Exibir dentes afiados não serviram para nada ao tubarão ante um adversário pastilha elástica – encolhia-se e estendia-se no relvado astutamente. E foi Cabo Verde a levar uma mordida de três pontos.
O jornalista da RTC, Benvindo Neves, avisara no facebook na noite de sábado: o Uganda e a CAF teriam passado a perna a Cabo Verde bem antes do apito inicial, com uma narrativa bem contada pelos dirigentes africanos de que o avião que trazia os Cranes à Praia a partir de Dakar tinha avariado, obrigando a que a partida fosse adiada para a tarde deste domingo, 11. Astúcia 1, se a suposta história falsa for supostamente verdadeira.
Sim, o Uganda enganou Cabo Verde, de facto. Mas dentro do campo. Poizeeee, era aqui, no relvado do estádio Nacional, em Monte Vaca, que se jogava poker numa imensa mesa verde. O mais cínico que levante o dedo! EUganda.
Os Cranes sabiam ao que vinham, conheciam o potencial de Cabo Verde, o forte apoio do público (!?) e os blá-blá todos. Tão simples como dois mais dois, foi vê-los escondendo-se, na primeira parte, atrás da linha da bola fingindo ser pera doce. Astúcia 2.
Os Tubarões Azuis, incautos sobretudo na segunda metade (biiing, spoiler alert!), agradeceram para, sedentos de sangue, iniciar o processo de abocanhamento da presa. Era bola para a direita, para a esquerda, por cima e invariavelmente pelo meio onde além do mato de pernas ugandeses que atrapalhava as investidas crioulas nos espaços que iam aparecendo, desapareciam os médios ofensivos em high heels a tentar mascar, num frenesi, pastilhas elásticas com dentes incisivos.
A maior posse de bola de Cabo Verde na etapa inicial (bem, acabou sendo durante todo o jogo) originou alguns bons ataques mas que não deram golos. Os Tubarões Azuis partiram para cima do adversário mas não causaram estragos nem ferimentos ainda que leves. Porque o Uganda decretou ser chewing gum e não carne, colava-se à parede, mas tão rápido esticava-se até à baliza de Vozinha. Ameaçava, também.
E como é que se masca pastilha elástica com dentes feitos para morder, cortar e imobilizar a presa? Não dá. Solução? Ora, basta mudar de estratégia: usar os molares, armando o jogo de trás para a frente, obrigando a presa a tirar a cabeça de fora e zás, o golpe fatal. O ataque continuado e atabalhoado (esse é o problema dos saltos altos em estradas calcetadas) urdido pelo seleccionador Lúcio Antunes esbarrava aí.

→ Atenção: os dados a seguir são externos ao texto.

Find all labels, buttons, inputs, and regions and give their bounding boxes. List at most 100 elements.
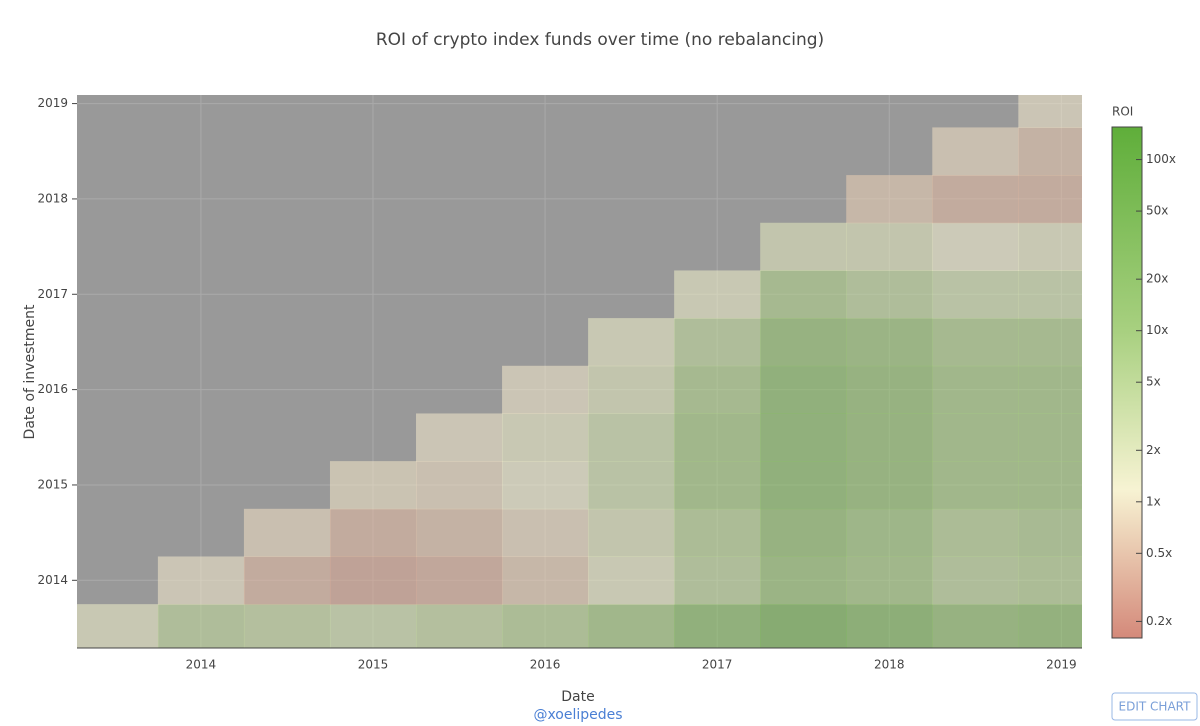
heatmap-cell — [588, 365, 675, 414]
heatmap-cell — [932, 270, 1019, 319]
x-axis-title: Date — [561, 689, 594, 705]
heatmap-cell — [329, 556, 417, 605]
x-tick-label: 2014 — [186, 658, 217, 672]
heatmap-cell — [674, 270, 761, 319]
heatmap-cell — [932, 604, 1019, 648]
heatmap-cell — [846, 365, 933, 414]
heatmap-cell — [1018, 127, 1082, 176]
heatmap-cell — [1018, 270, 1082, 319]
heatmap-cell — [1018, 413, 1082, 462]
heatmap-cell — [588, 556, 675, 605]
x-tick-label: 2015 — [358, 658, 389, 672]
heatmap-cell — [932, 365, 1019, 414]
heatmap-cell — [674, 556, 761, 605]
colorbar-tick-label: 2x — [1146, 443, 1161, 457]
heatmap-cell — [674, 461, 761, 510]
heatmap-cell — [760, 556, 847, 605]
heatmap-cell — [243, 556, 331, 605]
heatmap-cell — [502, 604, 589, 648]
heatmap-cell — [588, 318, 675, 367]
colorbar-title: ROI — [1112, 105, 1133, 119]
edit-button-label[interactable]: EDIT CHART — [1119, 700, 1192, 714]
heatmap-cell — [77, 604, 159, 648]
heatmap-cell — [1018, 318, 1082, 367]
heatmap-cell — [932, 413, 1019, 462]
colorbar-tick-label: 10x — [1146, 323, 1168, 337]
y-tick-label: 2015 — [37, 477, 68, 491]
heatmap-cell — [932, 508, 1019, 557]
heatmap-cell — [846, 318, 933, 367]
heatmap-cell — [243, 508, 331, 557]
colorbar-tick-label: 5x — [1146, 375, 1161, 389]
y-tick-label: 2014 — [37, 573, 68, 587]
x-tick-label: 2016 — [530, 658, 561, 672]
heatmap-cell — [1018, 222, 1082, 271]
heatmap-cell — [157, 556, 245, 605]
heatmap-cell — [846, 270, 933, 319]
y-axis-title: Date of investment — [22, 304, 38, 439]
heatmap-cell — [846, 222, 933, 271]
heatmap-cell — [674, 508, 761, 557]
heatmap-cell — [760, 222, 847, 271]
heatmap-cell — [329, 461, 417, 510]
y-tick-label: 2018 — [37, 191, 68, 205]
heatmap-cell — [760, 461, 847, 510]
heatmap-cell — [1018, 556, 1082, 605]
heatmap-cell — [588, 508, 675, 557]
heatmap-cell — [674, 413, 761, 462]
y-tick-label: 2019 — [37, 96, 68, 110]
colorbar-tick-label: 50x — [1146, 204, 1168, 218]
heatmap-cell — [760, 270, 847, 319]
heatmap-cell — [674, 604, 761, 648]
heatmap-cell — [846, 461, 933, 510]
heatmap-cell — [588, 461, 675, 510]
heatmap-cell — [760, 318, 847, 367]
heatmap-cell — [1018, 175, 1082, 224]
heatmap-cell — [846, 604, 933, 648]
heatmap-cell — [674, 365, 761, 414]
heatmap-cell — [1018, 508, 1082, 557]
y-tick-label: 2017 — [37, 287, 68, 301]
colorbar-tick-label: 20x — [1146, 272, 1168, 286]
colorbar-tick-label: 100x — [1146, 152, 1176, 166]
heatmap-cell — [502, 413, 589, 462]
heatmap-cell — [502, 461, 589, 510]
x-tick-label: 2018 — [874, 658, 905, 672]
heatmap-cell — [1018, 365, 1082, 414]
heatmap-cell — [243, 604, 331, 648]
heatmap-cell — [416, 461, 503, 510]
heatmap-cell — [329, 508, 417, 557]
heatmap-cell — [760, 604, 847, 648]
heatmap-cell — [502, 365, 589, 414]
heatmap-cell — [932, 556, 1019, 605]
heatmap-cell — [932, 175, 1019, 224]
heatmap-cell — [932, 127, 1019, 176]
heatmap-cell — [760, 413, 847, 462]
heatmap-cell — [932, 461, 1019, 510]
heatmap-cell — [846, 508, 933, 557]
heatmap-cell — [846, 413, 933, 462]
heatmap-cell — [416, 604, 503, 648]
heatmap-cell — [416, 556, 503, 605]
heatmap-cell — [932, 318, 1019, 367]
chart-title: ROI of crypto index funds over time (no … — [376, 30, 824, 50]
heatmap-cell — [846, 175, 933, 224]
colorbar-tick-label: 1x — [1146, 494, 1161, 508]
edit-button[interactable] — [1111, 692, 1198, 721]
x-tick-label: 2017 — [702, 658, 733, 672]
heatmap-cell — [932, 222, 1019, 271]
heatmap-cell — [846, 556, 933, 605]
heatmap-cell — [760, 365, 847, 414]
x-tick-label: 2019 — [1046, 658, 1077, 672]
heatmap-cell — [1018, 604, 1082, 648]
heatmap-cell — [1018, 95, 1082, 128]
credit-link[interactable]: @xoelipedes — [533, 707, 622, 723]
y-tick-label: 2016 — [37, 382, 68, 396]
heatmap-cell — [674, 318, 761, 367]
heatmap-cell — [157, 604, 245, 648]
heatmap-cell — [416, 508, 503, 557]
heatmap-cell — [502, 556, 589, 605]
heatmap — [77, 95, 1082, 648]
heatmap-cell — [502, 508, 589, 557]
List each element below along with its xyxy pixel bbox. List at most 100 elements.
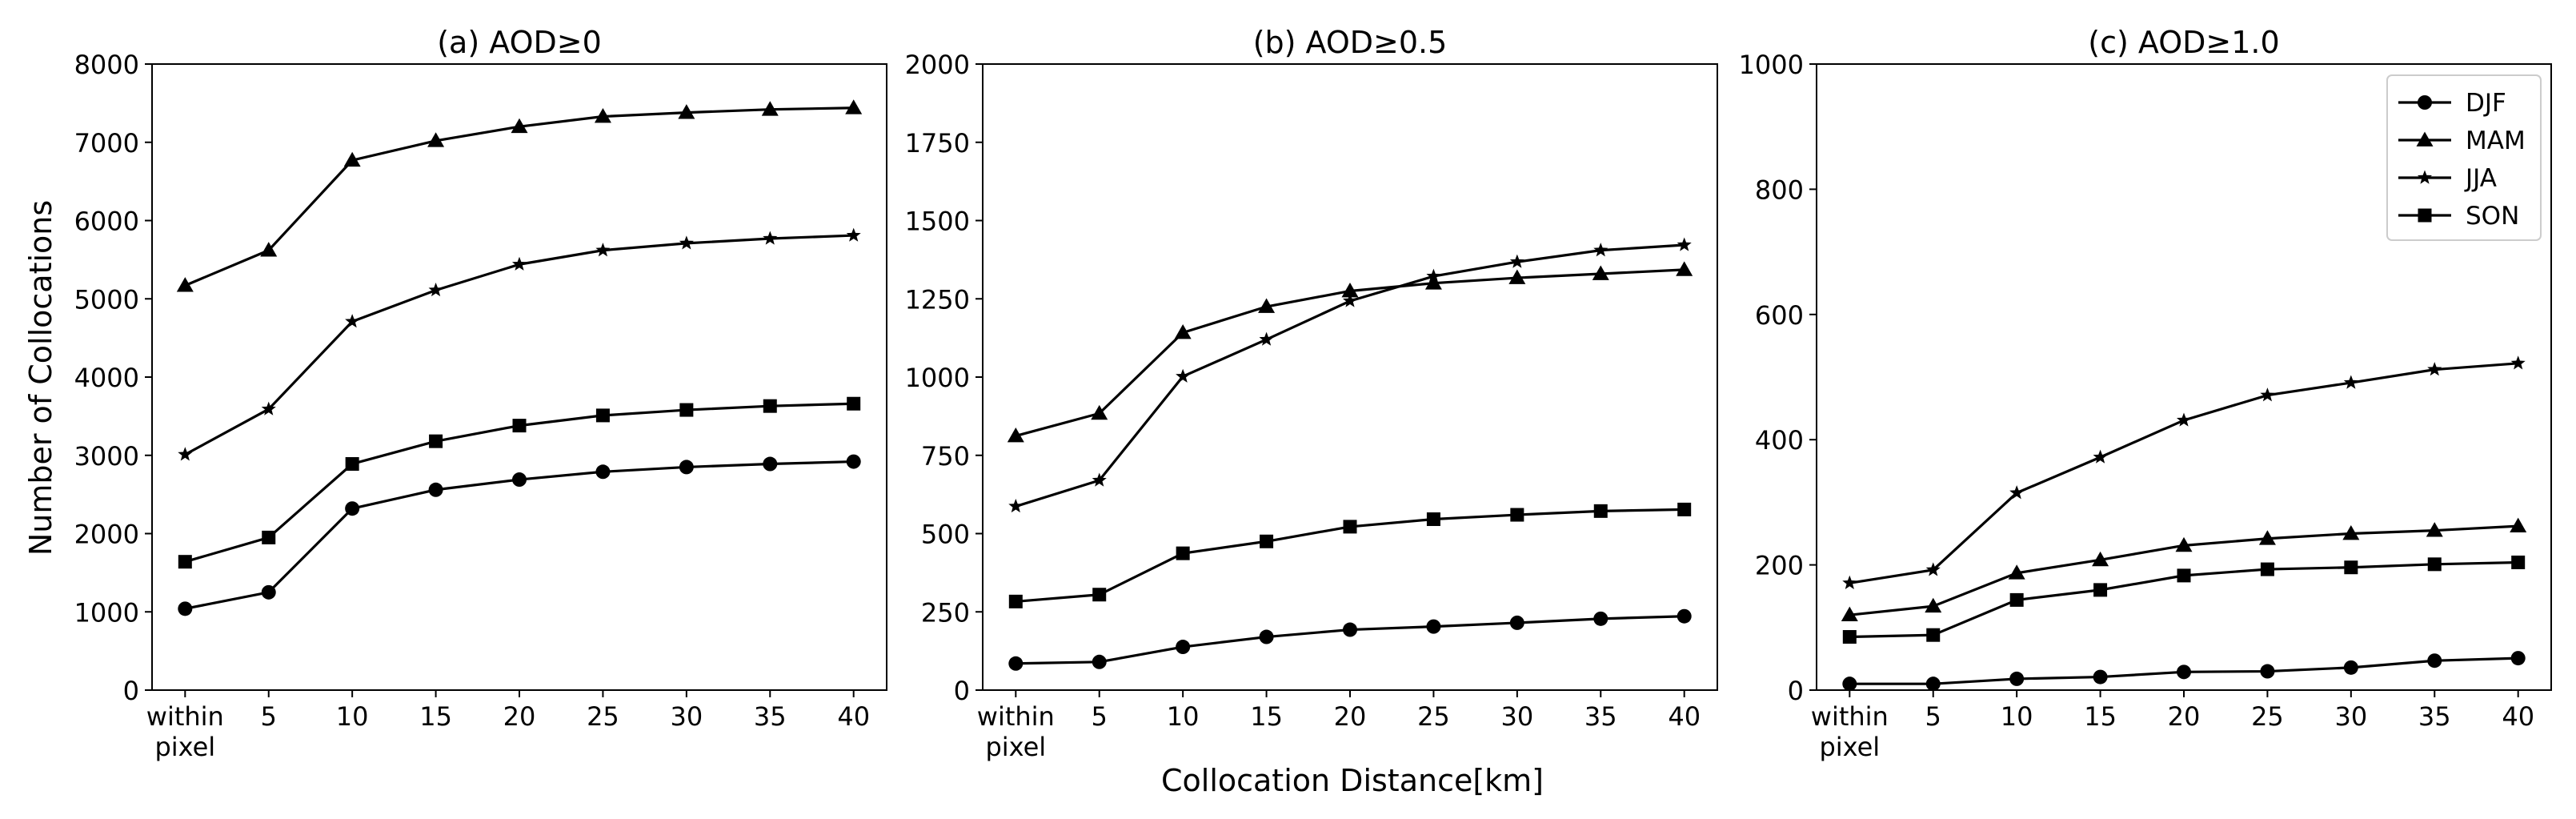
data-point-djf	[1925, 676, 1941, 692]
x-tick-label: 5	[261, 701, 277, 732]
x-tick-label: pixel	[985, 732, 1046, 762]
x-tick-label: 5	[1092, 701, 1108, 732]
data-point-djf	[345, 501, 360, 516]
data-point-djf	[595, 464, 611, 480]
data-point-djf	[178, 601, 193, 616]
data-point-son	[847, 396, 861, 411]
data-point-mam	[1841, 606, 1858, 622]
x-tick-label: 20	[503, 701, 536, 732]
data-point-jja	[1509, 254, 1524, 268]
x-tick-label: pixel	[1819, 732, 1880, 762]
data-point-son	[1926, 628, 1941, 642]
data-point-jja	[345, 314, 360, 328]
data-point-mam	[2258, 530, 2276, 545]
x-tick-label: within	[1811, 701, 1889, 732]
x-tick-label: 15	[1250, 701, 1283, 732]
data-point-mam	[176, 277, 194, 292]
x-tick-label: pixel	[154, 732, 215, 762]
y-tick-label: 800	[1755, 175, 1804, 205]
series-djf	[178, 454, 861, 616]
legend-marker-son	[2418, 208, 2432, 223]
data-point-mam	[2426, 522, 2443, 537]
x-tick-label: 30	[1500, 701, 1533, 732]
y-tick-label: 1500	[905, 207, 970, 237]
x-tick-label: 25	[587, 701, 619, 732]
data-point-jja	[428, 283, 443, 297]
data-point-jja	[511, 256, 527, 271]
data-point-djf	[763, 456, 778, 472]
data-point-djf	[2343, 660, 2358, 675]
series-djf	[1008, 608, 1692, 671]
data-point-jja	[2260, 387, 2275, 402]
x-tick-label: 20	[1334, 701, 1367, 732]
data-point-jja	[1008, 498, 1024, 513]
y-tick-label: 6000	[74, 207, 139, 237]
data-point-son	[2511, 555, 2526, 569]
panel-title: (c) AOD≥1.0	[2088, 25, 2279, 60]
data-point-son	[2093, 583, 2108, 597]
series-son	[178, 396, 861, 569]
series-mam	[176, 99, 863, 292]
panel-title: (b) AOD≥0.5	[1253, 25, 1448, 60]
data-point-djf	[1176, 640, 1191, 655]
data-point-mam	[1592, 265, 1609, 280]
data-point-jja	[2093, 449, 2108, 464]
data-point-mam	[594, 107, 611, 123]
data-point-mam	[761, 101, 779, 116]
x-axis-label: Collocation Distance[km]	[1161, 763, 1544, 798]
data-point-mam	[2175, 536, 2193, 552]
legend-marker-mam	[2416, 131, 2434, 147]
y-tick-label: 750	[921, 441, 970, 472]
data-point-djf	[2177, 664, 2191, 680]
data-point-mam	[1424, 275, 1442, 290]
y-tick-label: 1250	[905, 284, 970, 315]
data-point-jja	[2343, 375, 2358, 389]
data-point-son	[178, 555, 192, 569]
data-point-jja	[1925, 562, 1941, 576]
legend: DJF MAM JJA SON	[2386, 74, 2542, 241]
data-point-djf	[2009, 671, 2025, 686]
x-tick-label: 40	[1668, 701, 1701, 732]
data-point-son	[2177, 568, 2191, 583]
data-point-djf	[679, 460, 694, 475]
data-point-djf	[2510, 651, 2526, 666]
data-point-jja	[1426, 268, 1441, 283]
y-tick-label: 0	[123, 676, 139, 706]
data-point-jja	[1842, 575, 1857, 589]
data-point-djf	[428, 482, 443, 497]
data-point-jja	[1677, 237, 1692, 251]
y-tick-label: 250	[921, 597, 970, 628]
series-mam	[1841, 517, 2527, 622]
legend-label-djf: DJF	[2466, 89, 2506, 118]
data-point-mam	[1091, 404, 1108, 420]
data-point-son	[1593, 504, 1608, 518]
data-point-jja	[1259, 331, 1274, 346]
data-point-son	[429, 434, 443, 448]
data-point-mam	[2092, 551, 2109, 567]
data-point-mam	[260, 242, 278, 257]
data-point-jja	[679, 235, 694, 250]
y-tick-label: 4000	[74, 363, 139, 393]
data-point-son	[345, 457, 359, 472]
data-point-djf	[1677, 608, 1692, 624]
data-point-mam	[678, 104, 695, 119]
data-point-mam	[1007, 428, 1024, 443]
data-point-mam	[511, 118, 528, 134]
chart-panel-1: (a) AOD≥0 0 1000 2000 3000 4000 5000 6000 7000 80…	[74, 25, 887, 762]
y-tick-label: 3000	[74, 441, 139, 472]
data-point-jja	[2427, 362, 2442, 376]
y-tick-label: 600	[1755, 300, 1804, 331]
y-tick-label: 500	[921, 520, 970, 550]
data-point-djf	[261, 584, 276, 600]
y-tick-label: 0	[1788, 676, 1804, 706]
data-point-jja	[261, 401, 276, 416]
y-tick-label: 400	[1755, 425, 1804, 456]
data-point-djf	[1343, 622, 1357, 637]
data-point-son	[1008, 594, 1023, 608]
x-tick-label: 40	[837, 701, 870, 732]
x-tick-label: 25	[1417, 701, 1450, 732]
data-point-son	[1260, 534, 1274, 548]
data-point-son	[2344, 560, 2358, 575]
x-tick-label: within	[977, 701, 1055, 732]
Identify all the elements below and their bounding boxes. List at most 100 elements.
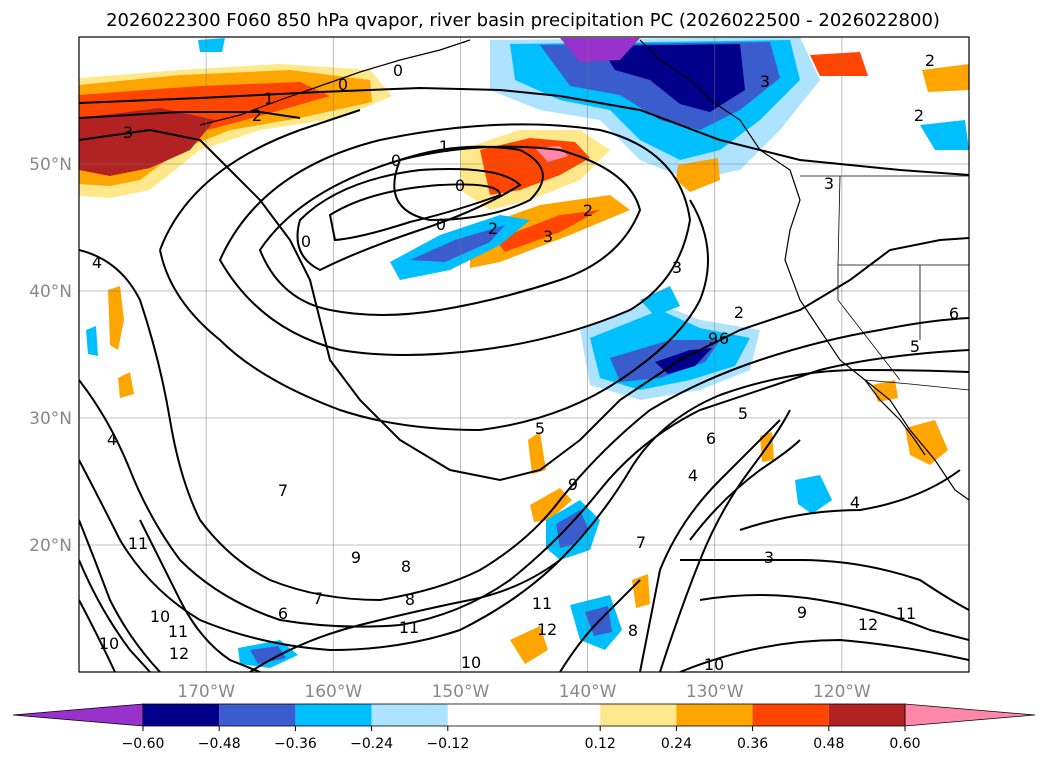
contour-line [689, 439, 801, 541]
contour-line [739, 469, 961, 531]
contour-line [328, 183, 502, 242]
positive-anomaly-region [922, 64, 969, 92]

Cabo Verde demorou a perceber isso, como ficou evidente com a substituição operada no arranque da segunda parte com a entrada de Ryan Mendes e Heldon, descurando o meio-campo defensivo. Era aqui que o processo de transição falhava. Foi aqui que surgiu uma auto-estrada para os Cranes circularem a bola, enviarem para esquerda e devolverem ao meio da pequena área onde o veterano Geoffrey Sserenkuma apareceu para fazer história – marca pela segunda vez a Cabo Verde em três jogos já disputados entre os dois países. E pronto, 0-1.
Agora é sarar esta ferida de três pontos e molar os dentes para a próxima jornada que será fora de casa contra o Lesoto. O Uganda, lider do grupo L, irá então receber a Tanzânia que, a jogar em casa, não conseguiu mais do que um empate a 1-1 contra o país que faz de coração da África do Sul.